GF: What are the challenges for family offices in the region?

AlOmran: The family-office concept is still in its infancy in the Middle East, and many groups are not familiar with the concept. However, high net worth families are looking to achieve a higher risk-adjusted return, reduced costs and increased liquidity. Educating family groups in the family-office concept is sometimes challenging, but very fruitful.

The main hurdles for family offices are designing the most suitable structure, defining an appropriate asset allocation and succession planning in family-owned groups. The transition from generation to generation requires attention, as it is a big risk. There will be a high percentage of generational transitions in family groups over the next 10–15 years.

GF: What are the growth prospects for the family-office concept?

AlOmran: We believe there are very good prospects. There will be a shift from passive to active family offices. International education and increased financial knowledge through the new generation will help generate this shift. Success factors for family offices include a willing and capable next generation, an older generation prepared to give up control, trust with the family office, functioning relationships within the family itself, and a sensible governing structure.

GF: How do you see 2017 in terms of investment opportunities, strategy and outlook?

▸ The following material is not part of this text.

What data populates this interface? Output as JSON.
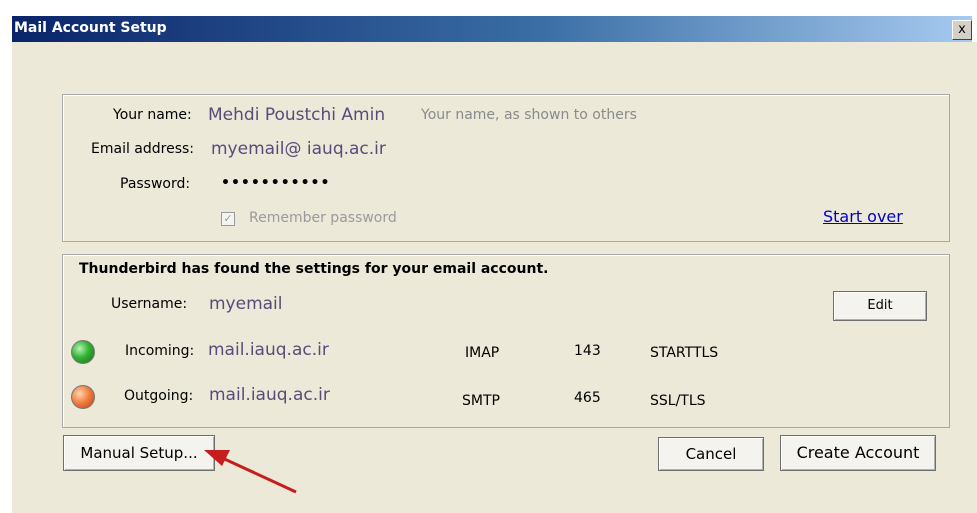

AlOmran: Political uncertainty will continue, with Brexit negotiations, and with elections in France and Germany. Despite risks, global growth will continue. We expect equities to outperform government bonds. Government bond yields will increase further, US corporate earnings will be supported by stronger growth, particularly in US equities. Emerging markets will be influenced by the degree to which the dollar continues to strengthen. In regards to Europe, we believe pessimism has been priced in and slow growth is forecast.